The link between norovirus and oysters

Oysters appear to be an important link in the transmission of norovirus among humans, according to new research from China. Norovirus — better known as “cruise-ship flu,” “stomach flu” or “winter vomiting flu” — is one of the world’s most common causes of gastrointestinal distress. Although most patients recover after a few days of misery, and sometimes ruined vacations, the virus can be lethal to infants, older adults and people with weak immune systems.

It is highly infectious — especially in confined environments like ships — but exactly how it is transmitted has been a mystery. The unwashed hands of food workers have been blamed. But recently, scientists at North Carolina State built a “vomiting machine” that showed tiny infectious droplets of vomit can fly through the air to infect other people, just as droplets from a sneeze do.

In the current study, published last month in Applied and Environmental Microbiology, researchers analysed the genetic sequences of 1,077 samples of noroviruses found in oysters. Some sequences had been stockpiled in genetic databases since 1983.
The scientists found that 80 per cent of the known human noroviruses matched those found in oysters. The majority of the matches were in oysters from coastal waters, more likely to be contaminated with human sewage.
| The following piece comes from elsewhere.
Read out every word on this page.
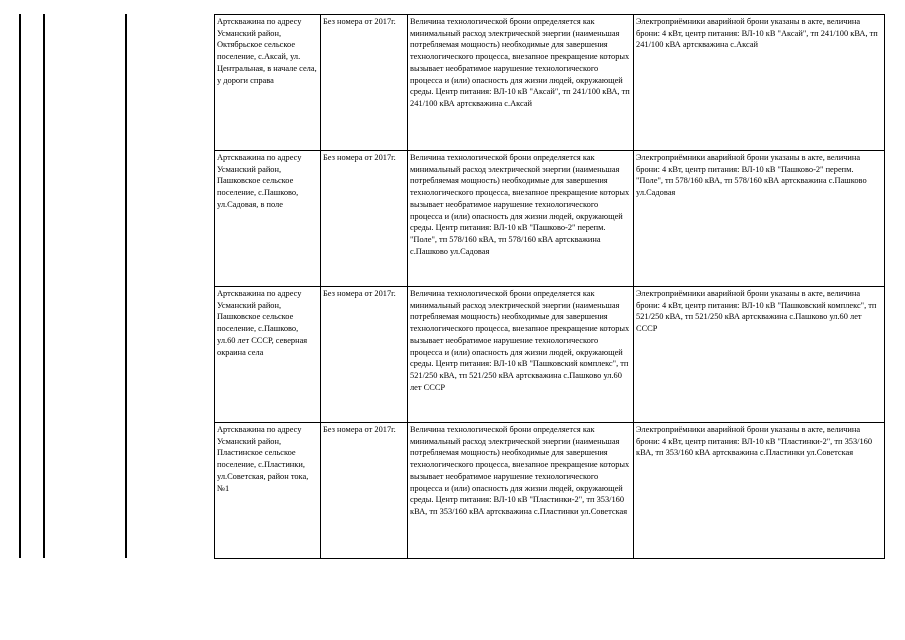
Артскважина по адресу Усманский район, Октябрьское сельское поселение, с.Аксай, ул. Центральная, в начале села, у дороги справа	Без номера от 2017г.	Величина технологической брони определяется как минимальный расход электрической энергии (наименьшая потребляемая мощность) необходимые для завершения технологического процесса, внезапное прекращение которых вызывает необратимое нарушение технологического процесса и (или) опасность для жизни людей, окружающей среды. Центр питания: ВЛ-10 кВ "Аксай", тп 241/100 кВА, тп 241/100 кВА артскважина с.Аксай	Электроприёмники аварийной брони указаны в акте, величина брони: 4 кВт, центр питания: ВЛ-10 кВ "Аксай", тп 241/100 кВА, тп 241/100 кВА артскважина с.Аксай
Артскважина по адресу Усманский район, Пашковское сельское поселение, с.Пашково, ул.Садовая, в поле	Без номера от 2017г.	Величина технологической брони определяется как минимальный расход электрической энергии (наименьшая потребляемая мощность) необходимые для завершения технологического процесса, внезапное прекращение которых вызывает необратимое нарушение технологического процесса и (или) опасность для жизни людей, окружающей среды. Центр питания: ВЛ-10 кВ "Пашково-2" перепм. "Поле", тп 578/160 кВА, тп 578/160 кВА артскважина с.Пашково ул.Садовая	Электроприёмники аварийной брони указаны в акте, величина брони: 4 кВт, центр питания: ВЛ-10 кВ "Пашково-2" перепм. "Поле", тп 578/160 кВА, тп 578/160 кВА артскважина с.Пашково ул.Садовая
Артскважина по адресу Усманский район, Пашковское сельское поселение, с.Пашково, ул.60 лет СССР, северная окраина села	Без номера от 2017г.	Величина технологической брони определяется как минимальный расход электрической энергии (наименьшая потребляемая мощность) необходимые для завершения технологического процесса, внезапное прекращение которых вызывает необратимое нарушение технологического процесса и (или) опасность для жизни людей, окружающей среды. Центр питания: ВЛ-10 кВ "Пашковский комплекс", тп 521/250 кВА, тп 521/250 кВА артскважина с.Пашково ул.60 лет СССР	Электроприёмники аварийной брони указаны в акте, величина брони: 4 кВт, центр питания: ВЛ-10 кВ "Пашковский комплекс", тп 521/250 кВА, тп 521/250 кВА артскважина с.Пашково ул.60 лет СССР
Артскважина по адресу Усманский район, Пластинское сельское поселение, с.Пластинки, ул.Советская, район тока, №1	Без номера от 2017г.	Величина технологической брони определяется как минимальный расход электрической энергии (наименьшая потребляемая мощность) необходимые для завершения технологического процесса, внезапное прекращение которых вызывает необратимое нарушение технологического процесса и (или) опасность для жизни людей, окружающей среды. Центр питания: ВЛ-10 кВ "Пластинки-2", тп 353/160 кВА, тп 353/160 кВА артскважина с.Пластинки ул.Советская	Электроприёмники аварийной брони указаны в акте, величина брони: 4 кВт, центр питания: ВЛ-10 кВ "Пластинки-2", тп 353/160 кВА, тп 353/160 кВА артскважина с.Пластинки ул.Советская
Noroviruses mutate very quickly, as do influenza viruses, and big outbreaks usually begin after a new strain emerges. There was a “convergence” between new strains circulating in oysters and those circulating in humans, the researchers also found. Yongjie Wang, a food science specialist at Shanghai Ocean University and lead author of the study, concluded that oysters were an important reservoir for human noroviruses — a place where they can hide between outbreaks and mutate. They also can be transmitted back to humans, presumably when oysters are eaten raw. A way to detect noroviruses in oyster flesh and in the beds where they grow needs to be developed, Yongjie said.
Donald G Mcneil Jr

It’s my nervous system that’s lazy
The human nervous system ensures that the body reserves its energy and expends as few calories as possible with every movement. Now, a new study reports that the nervous system performs this optimisation in real time.

“Many of us perceive that we’re consciously lazy, but that seems to extend down to our subconscious nervous system,” said Max Donelan, a neuromechanist at Simon Fraser University in Canada and one of the study’s authors. Max and his colleagues reported their findings in the journal Current Biology.

They asked nine subjects to wear robotic exoskeletons and studied their walking patterns. The contraptions, similar to knee braces, allowed the researchers to control resistance to the knees, making it more or less difficult for participants to swing their legs. After adjusting the resistance, Max said, “within a course of minutes, these subjects shifted their gait to be more energetically optimal.” They made these changes even when the energy savings were quite small — less than five per cent, in some cases.

Exercise is always good for the body, but “your nervous system is going to be working against you to keep that run as cheap as possible” in terms of energy expenditure, Max said.